The Economic Benefits of Hydraulic Fracturing

The Economic Benefits of Hydraulic Fracturing

A new economic study attempts to determine if the benefits of hydraulic fracturing of shale gas formations outweigh the costs.

A group of Yale economics graduates, led by Yale Professor Emeritus Paul W. MacAvoy, were curious about whether they could quantify the economic benefit that shale gas has on the United States economy. They recently set out to perform a cost-benefit analysis, valuing and balancing the pros against the cons. They’ve released their findings in a paper called “The Arithmetic of Shale Gas.”

In 2008, before the shale boom really took off, the nominal price of natural gas (that is, the price at the Henry Hub in Louisiana) averaged $7.97 per mcf. In 2011, the price averaged $3.95 per mcf. Multiply that price drop of $4.02 per mcf by the 25.6 trillion cubic feet the country consumed in 2008 and you find that, thanks to the shale boom, America is paying $103 billion a year less for natural gas. Natural gas prices are falling even further since 2011, increasing the potential benefits.

Had drillers not cracked the code on shale gas with horizontal drilling combined with hydraulic fracturing, the United States would instead have been forced to do what the experts expected five years ago: import massive quantities of gas, in the form of LNG from countries like Qatar, Australia, even Russia. Import-dependent nations like Japan and Korea pay upwards of $14 per mcf for LNG. If the U.S. had to supplement domestic supplies with imports, the extra costs could have easily added $50 billion a year to the national natural gas bill.

In the eastern U.S., utilities are concluding that burning natural gas to generate electricity is cheaper (and cleaner) than coal for the first time in history. Inexpensive supplies of fuel and feed-stocks benefits U.S. industry, especially manufacturers and chemicals makers which have been reinvesting in the U.S. Homeowners benefit from reduced heating and cooling and electricity in most of the country. Low natural gas prices in California have offset many of the costs to utilities of bringing more renewable energy online as required by the State, thereby reducing the costs California consumers would have felt. Drilling for gas has created hundreds of thousands of jobs during this economic malaise and it has generated billions of dollars of lease payments and royalties to landowners.

As the report’s authors write: “It is startling to acknowledge that consumer benefits from the technology of shale gas drilling and new gas production can be expected to exceed $100 billion per year, year in and year out, as long as present production rates are maintained.”
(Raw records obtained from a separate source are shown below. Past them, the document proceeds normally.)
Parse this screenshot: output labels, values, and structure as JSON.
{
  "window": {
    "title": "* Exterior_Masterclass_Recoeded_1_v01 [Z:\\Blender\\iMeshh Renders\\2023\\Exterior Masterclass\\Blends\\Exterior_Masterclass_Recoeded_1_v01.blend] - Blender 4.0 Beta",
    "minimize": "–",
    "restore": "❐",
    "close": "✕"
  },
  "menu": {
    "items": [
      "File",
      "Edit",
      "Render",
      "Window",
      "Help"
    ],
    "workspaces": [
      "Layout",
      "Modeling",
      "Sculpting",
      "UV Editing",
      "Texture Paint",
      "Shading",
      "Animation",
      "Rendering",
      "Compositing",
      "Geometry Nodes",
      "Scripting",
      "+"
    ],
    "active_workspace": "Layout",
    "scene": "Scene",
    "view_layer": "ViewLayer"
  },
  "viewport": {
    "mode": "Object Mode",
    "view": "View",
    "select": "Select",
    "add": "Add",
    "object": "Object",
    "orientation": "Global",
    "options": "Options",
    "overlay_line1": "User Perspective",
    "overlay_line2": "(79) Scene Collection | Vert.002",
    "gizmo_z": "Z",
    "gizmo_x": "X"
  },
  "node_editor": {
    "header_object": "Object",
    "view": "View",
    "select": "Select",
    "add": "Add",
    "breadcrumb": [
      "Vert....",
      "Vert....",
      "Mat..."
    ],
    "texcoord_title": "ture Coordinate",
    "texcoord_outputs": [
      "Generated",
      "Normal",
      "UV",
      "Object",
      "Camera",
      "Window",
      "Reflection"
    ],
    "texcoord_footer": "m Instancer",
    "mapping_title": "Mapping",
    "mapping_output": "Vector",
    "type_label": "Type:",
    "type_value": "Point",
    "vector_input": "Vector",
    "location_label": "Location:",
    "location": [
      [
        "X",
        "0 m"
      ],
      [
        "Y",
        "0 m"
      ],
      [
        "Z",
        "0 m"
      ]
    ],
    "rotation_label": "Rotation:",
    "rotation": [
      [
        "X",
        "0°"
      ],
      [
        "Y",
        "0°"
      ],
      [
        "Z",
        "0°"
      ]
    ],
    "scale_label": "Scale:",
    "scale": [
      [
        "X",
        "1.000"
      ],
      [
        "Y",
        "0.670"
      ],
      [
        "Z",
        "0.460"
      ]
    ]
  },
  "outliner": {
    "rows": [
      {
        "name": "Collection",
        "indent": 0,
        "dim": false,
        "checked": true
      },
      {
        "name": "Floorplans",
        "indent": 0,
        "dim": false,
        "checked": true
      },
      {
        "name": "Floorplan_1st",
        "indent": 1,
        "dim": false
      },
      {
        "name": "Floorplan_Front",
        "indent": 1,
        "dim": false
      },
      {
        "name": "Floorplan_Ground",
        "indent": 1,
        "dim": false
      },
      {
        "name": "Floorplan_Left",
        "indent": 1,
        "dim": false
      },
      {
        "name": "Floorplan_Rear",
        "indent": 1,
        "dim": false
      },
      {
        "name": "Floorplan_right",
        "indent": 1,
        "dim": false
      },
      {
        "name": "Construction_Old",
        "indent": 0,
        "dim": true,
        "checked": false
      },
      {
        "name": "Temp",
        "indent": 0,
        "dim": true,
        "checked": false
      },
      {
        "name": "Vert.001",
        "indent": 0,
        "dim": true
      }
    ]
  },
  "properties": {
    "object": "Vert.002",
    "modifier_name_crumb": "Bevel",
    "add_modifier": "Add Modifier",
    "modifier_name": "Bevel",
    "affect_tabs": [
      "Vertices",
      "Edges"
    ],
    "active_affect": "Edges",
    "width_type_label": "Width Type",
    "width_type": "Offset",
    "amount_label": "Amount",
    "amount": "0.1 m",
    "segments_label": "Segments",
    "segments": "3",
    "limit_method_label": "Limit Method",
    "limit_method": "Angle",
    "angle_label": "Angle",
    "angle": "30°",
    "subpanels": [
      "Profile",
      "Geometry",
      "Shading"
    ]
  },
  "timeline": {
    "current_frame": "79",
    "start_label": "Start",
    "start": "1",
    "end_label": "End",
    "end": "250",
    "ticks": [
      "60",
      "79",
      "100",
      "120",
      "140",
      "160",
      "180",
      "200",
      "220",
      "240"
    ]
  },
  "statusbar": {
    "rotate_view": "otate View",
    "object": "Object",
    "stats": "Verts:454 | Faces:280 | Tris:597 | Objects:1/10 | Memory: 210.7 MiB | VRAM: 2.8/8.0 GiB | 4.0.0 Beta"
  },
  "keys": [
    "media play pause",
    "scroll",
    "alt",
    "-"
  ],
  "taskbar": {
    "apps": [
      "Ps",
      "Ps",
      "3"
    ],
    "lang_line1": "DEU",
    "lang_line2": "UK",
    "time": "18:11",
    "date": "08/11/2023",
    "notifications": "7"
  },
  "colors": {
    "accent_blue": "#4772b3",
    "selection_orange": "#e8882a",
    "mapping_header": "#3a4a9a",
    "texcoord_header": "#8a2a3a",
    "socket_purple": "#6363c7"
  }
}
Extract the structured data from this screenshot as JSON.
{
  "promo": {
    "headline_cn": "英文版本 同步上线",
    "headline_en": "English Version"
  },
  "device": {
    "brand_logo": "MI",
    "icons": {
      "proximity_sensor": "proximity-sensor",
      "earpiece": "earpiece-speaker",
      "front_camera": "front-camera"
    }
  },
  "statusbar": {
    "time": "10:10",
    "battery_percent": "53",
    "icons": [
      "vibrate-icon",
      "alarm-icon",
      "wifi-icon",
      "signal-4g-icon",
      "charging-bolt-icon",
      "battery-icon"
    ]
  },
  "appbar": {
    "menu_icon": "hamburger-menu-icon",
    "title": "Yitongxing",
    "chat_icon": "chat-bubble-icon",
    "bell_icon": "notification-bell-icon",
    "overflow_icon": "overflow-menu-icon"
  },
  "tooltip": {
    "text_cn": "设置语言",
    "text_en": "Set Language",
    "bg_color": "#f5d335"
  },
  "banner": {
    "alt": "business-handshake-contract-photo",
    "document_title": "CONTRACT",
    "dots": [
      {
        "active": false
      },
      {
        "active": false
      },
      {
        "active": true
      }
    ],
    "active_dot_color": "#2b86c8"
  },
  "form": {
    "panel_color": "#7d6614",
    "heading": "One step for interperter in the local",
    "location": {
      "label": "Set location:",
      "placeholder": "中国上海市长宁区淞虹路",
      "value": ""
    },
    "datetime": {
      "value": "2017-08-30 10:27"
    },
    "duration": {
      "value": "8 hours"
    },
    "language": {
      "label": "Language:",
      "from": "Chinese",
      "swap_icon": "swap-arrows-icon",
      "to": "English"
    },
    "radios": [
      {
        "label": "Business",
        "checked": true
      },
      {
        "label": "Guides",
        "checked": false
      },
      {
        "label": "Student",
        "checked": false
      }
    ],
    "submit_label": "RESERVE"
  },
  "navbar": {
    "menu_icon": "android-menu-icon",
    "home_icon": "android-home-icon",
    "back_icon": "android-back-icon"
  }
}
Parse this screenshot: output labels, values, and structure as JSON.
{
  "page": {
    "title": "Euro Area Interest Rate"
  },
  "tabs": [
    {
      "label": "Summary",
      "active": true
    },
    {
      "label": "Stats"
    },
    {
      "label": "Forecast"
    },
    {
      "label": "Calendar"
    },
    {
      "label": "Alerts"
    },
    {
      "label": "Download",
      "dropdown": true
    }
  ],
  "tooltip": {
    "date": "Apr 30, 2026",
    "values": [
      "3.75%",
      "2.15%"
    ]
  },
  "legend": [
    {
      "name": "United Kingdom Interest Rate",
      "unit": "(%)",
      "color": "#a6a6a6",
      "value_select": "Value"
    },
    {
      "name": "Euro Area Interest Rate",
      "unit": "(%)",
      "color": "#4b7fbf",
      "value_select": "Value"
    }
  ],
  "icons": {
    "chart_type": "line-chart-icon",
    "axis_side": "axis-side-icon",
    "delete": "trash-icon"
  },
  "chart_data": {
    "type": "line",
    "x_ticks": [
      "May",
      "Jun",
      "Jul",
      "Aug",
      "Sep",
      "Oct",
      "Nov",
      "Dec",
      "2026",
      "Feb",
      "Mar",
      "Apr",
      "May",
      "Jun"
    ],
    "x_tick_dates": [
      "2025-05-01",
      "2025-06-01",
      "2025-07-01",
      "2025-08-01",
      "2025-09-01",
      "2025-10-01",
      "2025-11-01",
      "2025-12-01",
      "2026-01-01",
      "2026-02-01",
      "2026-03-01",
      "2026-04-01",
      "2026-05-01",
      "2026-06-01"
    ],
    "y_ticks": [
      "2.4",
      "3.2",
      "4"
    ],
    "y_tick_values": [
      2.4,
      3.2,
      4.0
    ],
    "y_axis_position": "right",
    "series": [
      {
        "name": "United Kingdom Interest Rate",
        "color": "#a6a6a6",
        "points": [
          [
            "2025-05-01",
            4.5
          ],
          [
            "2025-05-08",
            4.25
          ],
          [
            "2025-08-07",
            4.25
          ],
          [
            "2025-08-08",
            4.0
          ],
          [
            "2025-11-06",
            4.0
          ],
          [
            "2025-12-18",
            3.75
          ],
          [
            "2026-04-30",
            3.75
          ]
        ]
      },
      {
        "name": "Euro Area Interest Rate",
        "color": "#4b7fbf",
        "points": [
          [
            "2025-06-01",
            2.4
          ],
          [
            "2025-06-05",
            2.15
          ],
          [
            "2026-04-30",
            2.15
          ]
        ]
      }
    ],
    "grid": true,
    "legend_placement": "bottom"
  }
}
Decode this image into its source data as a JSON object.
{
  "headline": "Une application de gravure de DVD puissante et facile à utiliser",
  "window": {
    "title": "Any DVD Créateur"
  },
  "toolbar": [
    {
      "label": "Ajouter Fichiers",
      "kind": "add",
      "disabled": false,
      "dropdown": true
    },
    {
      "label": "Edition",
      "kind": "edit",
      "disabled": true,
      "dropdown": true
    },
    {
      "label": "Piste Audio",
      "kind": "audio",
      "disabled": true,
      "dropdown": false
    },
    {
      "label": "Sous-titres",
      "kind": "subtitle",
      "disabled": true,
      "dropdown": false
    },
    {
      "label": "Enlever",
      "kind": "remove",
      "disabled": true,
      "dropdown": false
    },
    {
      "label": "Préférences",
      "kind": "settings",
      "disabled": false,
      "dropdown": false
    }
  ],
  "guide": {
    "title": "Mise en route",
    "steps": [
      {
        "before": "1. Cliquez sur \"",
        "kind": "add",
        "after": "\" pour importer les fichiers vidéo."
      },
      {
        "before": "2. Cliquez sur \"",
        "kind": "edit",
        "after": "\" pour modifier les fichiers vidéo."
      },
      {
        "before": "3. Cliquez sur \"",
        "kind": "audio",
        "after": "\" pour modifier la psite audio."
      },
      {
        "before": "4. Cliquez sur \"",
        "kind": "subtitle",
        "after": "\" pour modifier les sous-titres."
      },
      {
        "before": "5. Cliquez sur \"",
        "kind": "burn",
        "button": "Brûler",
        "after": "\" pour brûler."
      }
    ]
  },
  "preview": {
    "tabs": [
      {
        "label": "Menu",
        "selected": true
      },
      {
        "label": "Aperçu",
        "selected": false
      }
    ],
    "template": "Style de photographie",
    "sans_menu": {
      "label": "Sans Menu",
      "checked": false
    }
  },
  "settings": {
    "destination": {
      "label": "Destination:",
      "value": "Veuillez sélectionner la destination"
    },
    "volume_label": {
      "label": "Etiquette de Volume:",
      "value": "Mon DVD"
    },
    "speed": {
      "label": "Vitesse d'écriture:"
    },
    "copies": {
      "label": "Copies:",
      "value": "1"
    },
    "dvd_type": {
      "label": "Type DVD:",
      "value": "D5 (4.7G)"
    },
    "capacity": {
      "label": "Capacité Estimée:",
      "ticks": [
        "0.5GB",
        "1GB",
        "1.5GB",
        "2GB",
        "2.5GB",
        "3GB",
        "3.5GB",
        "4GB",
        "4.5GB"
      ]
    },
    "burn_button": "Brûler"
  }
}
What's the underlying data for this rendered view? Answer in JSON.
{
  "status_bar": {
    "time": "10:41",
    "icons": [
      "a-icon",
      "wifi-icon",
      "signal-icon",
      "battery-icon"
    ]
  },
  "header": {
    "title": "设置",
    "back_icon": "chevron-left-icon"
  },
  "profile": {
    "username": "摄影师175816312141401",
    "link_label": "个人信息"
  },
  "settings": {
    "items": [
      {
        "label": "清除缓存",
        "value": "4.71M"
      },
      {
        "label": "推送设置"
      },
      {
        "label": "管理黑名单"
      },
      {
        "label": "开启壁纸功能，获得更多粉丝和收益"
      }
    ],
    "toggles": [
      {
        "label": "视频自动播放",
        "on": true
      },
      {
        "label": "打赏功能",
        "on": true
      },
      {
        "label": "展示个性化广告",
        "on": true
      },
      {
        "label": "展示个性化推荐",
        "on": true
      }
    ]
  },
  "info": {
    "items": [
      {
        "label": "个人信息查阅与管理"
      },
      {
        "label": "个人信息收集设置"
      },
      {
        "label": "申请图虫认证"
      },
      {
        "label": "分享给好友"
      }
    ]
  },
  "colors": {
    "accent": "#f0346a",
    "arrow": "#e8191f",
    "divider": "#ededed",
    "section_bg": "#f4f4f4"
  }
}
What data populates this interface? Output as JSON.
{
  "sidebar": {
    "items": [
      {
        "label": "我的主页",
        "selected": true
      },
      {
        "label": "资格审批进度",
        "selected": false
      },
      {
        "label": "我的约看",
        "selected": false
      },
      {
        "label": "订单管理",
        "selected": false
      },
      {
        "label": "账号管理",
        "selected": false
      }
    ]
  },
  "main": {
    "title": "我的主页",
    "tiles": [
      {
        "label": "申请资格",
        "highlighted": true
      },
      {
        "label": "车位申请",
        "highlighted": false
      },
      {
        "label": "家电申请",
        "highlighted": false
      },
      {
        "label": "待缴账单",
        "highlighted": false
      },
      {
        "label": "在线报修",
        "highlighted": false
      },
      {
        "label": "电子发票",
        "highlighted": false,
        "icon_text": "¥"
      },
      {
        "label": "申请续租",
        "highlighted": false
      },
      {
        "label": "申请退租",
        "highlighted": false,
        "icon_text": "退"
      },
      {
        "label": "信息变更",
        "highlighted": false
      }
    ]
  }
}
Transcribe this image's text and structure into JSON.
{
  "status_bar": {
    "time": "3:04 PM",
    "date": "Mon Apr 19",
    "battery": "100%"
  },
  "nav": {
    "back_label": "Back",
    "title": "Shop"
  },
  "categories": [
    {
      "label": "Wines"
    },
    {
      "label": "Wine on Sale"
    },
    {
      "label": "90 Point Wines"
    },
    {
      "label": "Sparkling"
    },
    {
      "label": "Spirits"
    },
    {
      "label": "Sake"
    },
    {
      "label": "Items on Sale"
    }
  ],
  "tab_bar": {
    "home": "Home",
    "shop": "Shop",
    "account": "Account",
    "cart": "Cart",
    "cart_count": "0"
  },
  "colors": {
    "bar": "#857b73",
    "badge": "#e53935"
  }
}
The Yale group also looked at the costs associated with increased natural gas production. The authors collected as many reports as they could find describing “accidents, misuse of technology and poor well design and installation.” A 2011 report for the Secretary of Energy counted 19 times that water from hydraulic fracturing operations has been released, out of thousands of wells drilled. None of these instances included groundwater contamination. The Oklahoma Corporations Commission, which regulates the 100,000 oil and gas wells that have been hydraulically fractured in Oklahoma, had zero documented instances of groundwater contamination.

Despite no documented evidence showing hydraulic fracturing caused environmental damage, the authors decided to calculate the costs for a scenario that assumes 100 spills a year out of 10,000 new wells drilled each year. They figure that if 5,000 gallons of polluted hydraulic fracturing fluid were to spill into a field, the cost to scrape up a hypothetical 5,000 cubic yards of contaminated soil and dispose of it at an offsite landfill would be on the order of $2.5 million. Furthermore, if potable water wells were polluted by hydraulic fracturing, the cost to haul in a potable water supply and drill new water wells would be about $5,000 per well. Given 100 incidents in a year, the clean-up costs associated with hydraulic fracturing accidents would be roughly $250 million.

Comparing $250 million a year in phantom damages against the $100 billion in savings and economic benefits, it is reasonable to conclude that benefits exceed costs to by 400-to-1.

The Yale study group also looked at the potential benefit to consumers of replacing oil consumption with natural gas by converting fleets from gasoline and diesel to compressed gas or LNG. The math works like this - It takes 6 mcf of gas to get the energy equivalent of one barrel of oil. The authors assume an average natural gas price of $5 per mcf (nearly double today’s price) and an average oil price of $100 per barrel (about $20 more than today). Thus, you need $30 worth of natural gas to replace $100 of oil, a savings of $70 per barrel. Replacing just 1 million barrels per day of oil demand with natural gas would save $70 million a day, or nearly $26 billion a year.

The Yale study group conclusion: not even inflated costs associated with unrealistically high incidences of pollution can come close to balancing the societal benefits of the shale gas boom.